Elke Sommer (Baron BloodLisa and the Devil) and Nancy Kwan (Wonder Women) play the women out to kill Matt. It turns out that Freya is actually a deadly British agent who, of course, ends up in Matt’s bed. It’s kind of funny that Sommer and Green play pretty much the exact characters as they did in Deadlier then the Male.

Matt’s boss is played by John Larch (Bad Ronald, The Amityville Horror) this time and Tina Louise — Ginger Grant herself! — also makes an appearance.

While The Ravagers was revealed as the next Matt Helm movie in the credits, it was not to be. Martin had no interest in returning after the death of Sharon Tate. So when he refused to make the film, Columbia held up his share of the profits on the second Matt Helm film, Murderers’ Row. As we learned from Airport, Dean was about to be rich and no longer care. Man, I wish the proposed Martin and Sinatra double bill of Matt Helm Meets Tony Rome had been made.

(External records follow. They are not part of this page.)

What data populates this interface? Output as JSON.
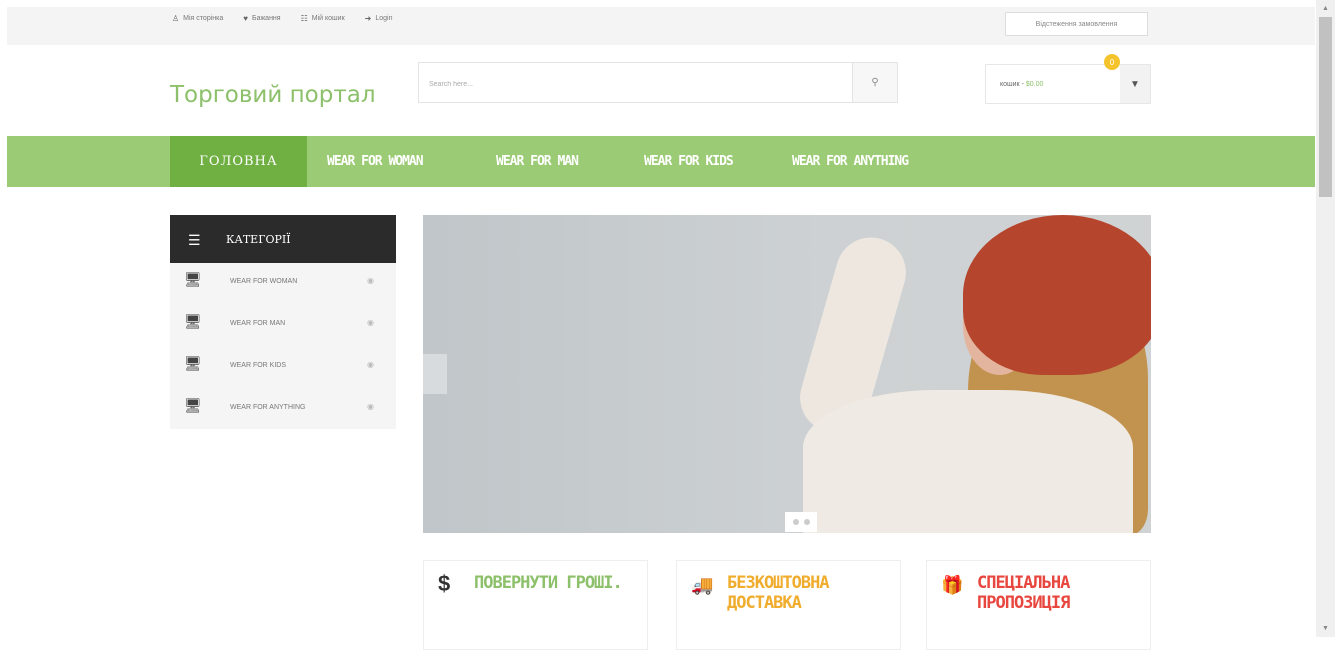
{
  "topbar": {
    "links": [
      {
        "label": "Мія сторінка",
        "icon": "user-icon"
      },
      {
        "label": "Бажання",
        "icon": "heart-icon"
      },
      {
        "label": "Мій кошик",
        "icon": "cart-icon"
      },
      {
        "label": "Login",
        "icon": "login-icon"
      }
    ],
    "order_button": "Відстеження замовлення"
  },
  "header": {
    "logo": "Торговий портал",
    "search_placeholder": "Search here...",
    "cart_label": "кошик -",
    "cart_price": "$0.00",
    "cart_count": "0"
  },
  "nav": {
    "items": [
      "ГОЛОВНА",
      "WEAR FOR WOMAN",
      "WEAR FOR MAN",
      "WEAR FOR KIDS",
      "WEAR FOR ANYTHING"
    ]
  },
  "sidebar": {
    "title": "КАТЕГОРІЇ",
    "items": [
      "WEAR FOR WOMAN",
      "WEAR FOR MAN",
      "WEAR FOR KIDS",
      "WEAR FOR ANYTHING"
    ]
  },
  "features": [
    {
      "icon": "dollar-icon",
      "glyph": "$",
      "title": "ПОВЕРНУТИ ГРОШІ.",
      "color": "#8dc06a"
    },
    {
      "icon": "truck-icon",
      "glyph": "🚚",
      "title": "БЕЗКОШТОВНА ДОСТАВКА",
      "color": "#f0ac2c"
    },
    {
      "icon": "gift-icon",
      "glyph": "🎁",
      "title": "СПЕЦІАЛЬНА ПРОПОЗИЦІЯ",
      "color": "#e8473f"
    }
  ],
  "colors": {
    "accent": "#9bcb74",
    "accent_dark": "#70b043",
    "logo": "#8dc06a"
  }
}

This movie is packed with pro wrestlers and karate experts. That makes sense, as Bruce Lee was the karate advisor for the film. Some examples include:

  • Karate champion Mike Stone was Dean Martin’s fight double. You may know him better as Elvis’ karate instructor who ran away with his wife Priscilla.
  • Prince Wilhelm von Homburg, who is perhaps better known as Vigo the Carpathian in Ghostbusters II.
  • Pepper Martin, a pro wrestler who was friends with Woody Strode; he also appears in the 1981s slasher Scream.
  • Boxer, stuntman and friend of Henry Miller, Joe Gray.
  • Joe Lewis, considered the best American karate fighter in the 1970’s.
  • Ed Parker, founder of American Kenpo karate.
  • And in his first movie ever, Chuck Norris.

I’m sad to see the Matt Helm movies end. Hollywood has been discussing remaking them, but I’ll always have my four DVD box set to go back to.